Spiritual Principle A Day
For many of us in active addiction, starting over from scratch was practically a lifestyle choice. Things got tough, we owed back rent, our relationships or jobs got in the way of our drug use--and we were gone! We got a new place, a new job, and someone new to put up with our crap. Some of us carried that behavior into NA. Instead of staying clean through snags in early recovery, we'd press the reset button and clear the board. Day One again. We'd change road dogs, sponsors, and home groups. This wasn't the healthiest or most spiritual way to be resilient, but that was our strategy to survive and bounce back from conflict and hardship. Still, we kept coming back.

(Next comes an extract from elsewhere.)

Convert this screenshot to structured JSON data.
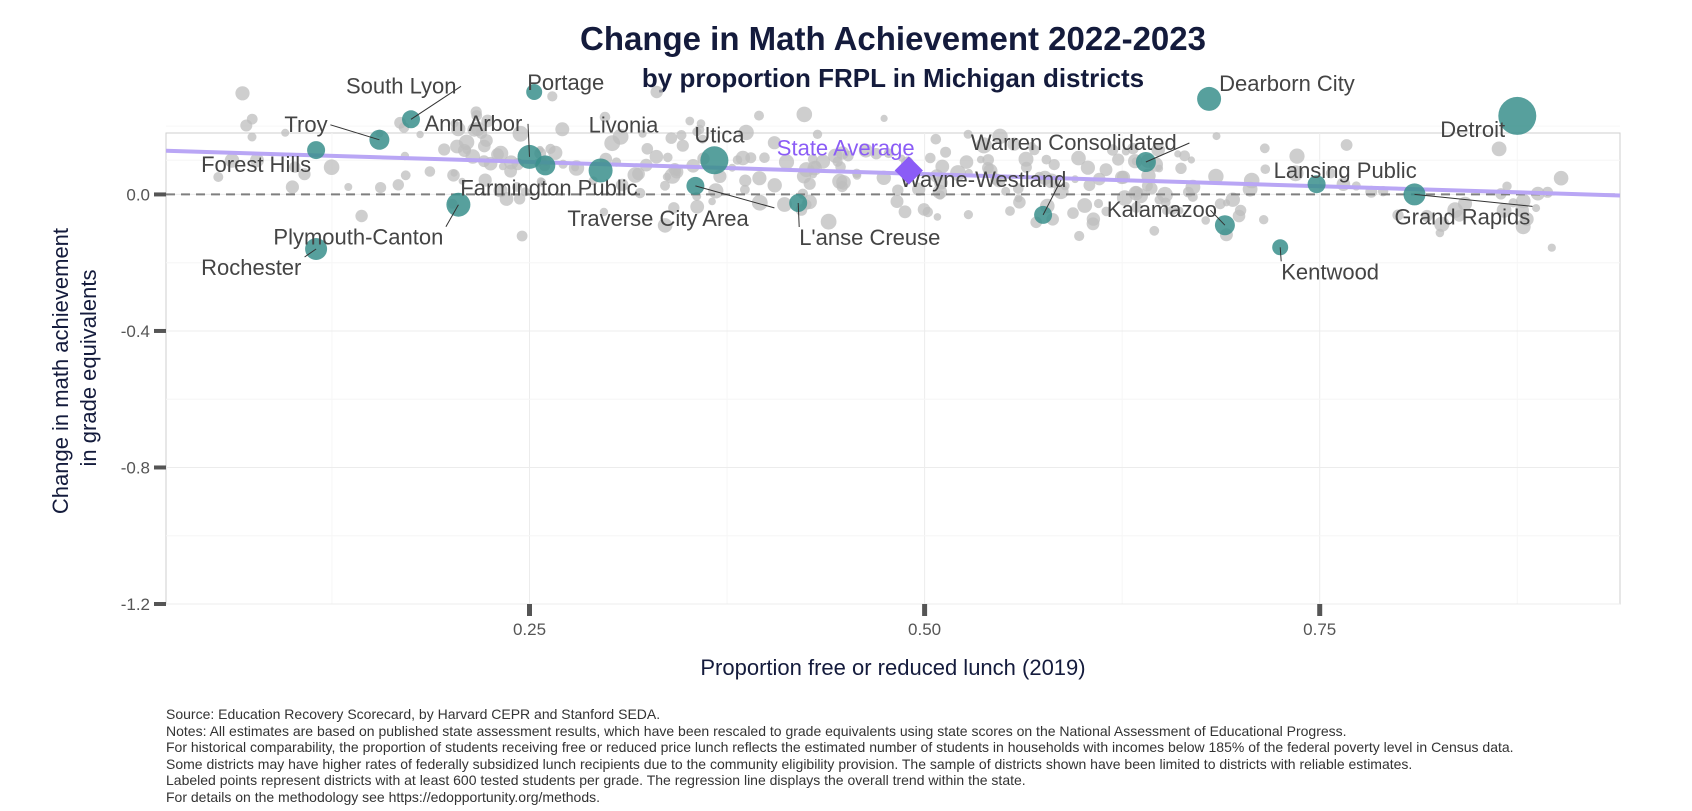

When we get some time in NA, starting over might look very different. Many of us will hit major low points in our lives, but when we stay close to NA, we can immediately turn to Step One--not Day One--when our life becomes unmanageable.
Others of us accumulate years of cleantime and are so busy being functional that we don't realize how isolated we are from NA. We haven't relapsed, but our recovery has all but flatlined. "I woke up today and realized that it was my 25th cleantime anniversary, and I don't even remember the last time I marked the occasion," a member shared. "I came today because I didn't even know I was miserable. I thought, Maybe I should use so that I could come back to meetings. Though I'm embarrassed about how long it's been, I'm grateful my next thought was, Just go to a meeting and start over."
How do we come back when we haven't really left? Instead of pulling the plug on our program, we can jump-start it. We may feel some regret at taking NA for granted, but we are back--and can keep coming back.
It doesn't matter when we start over or why; it only matters that we do.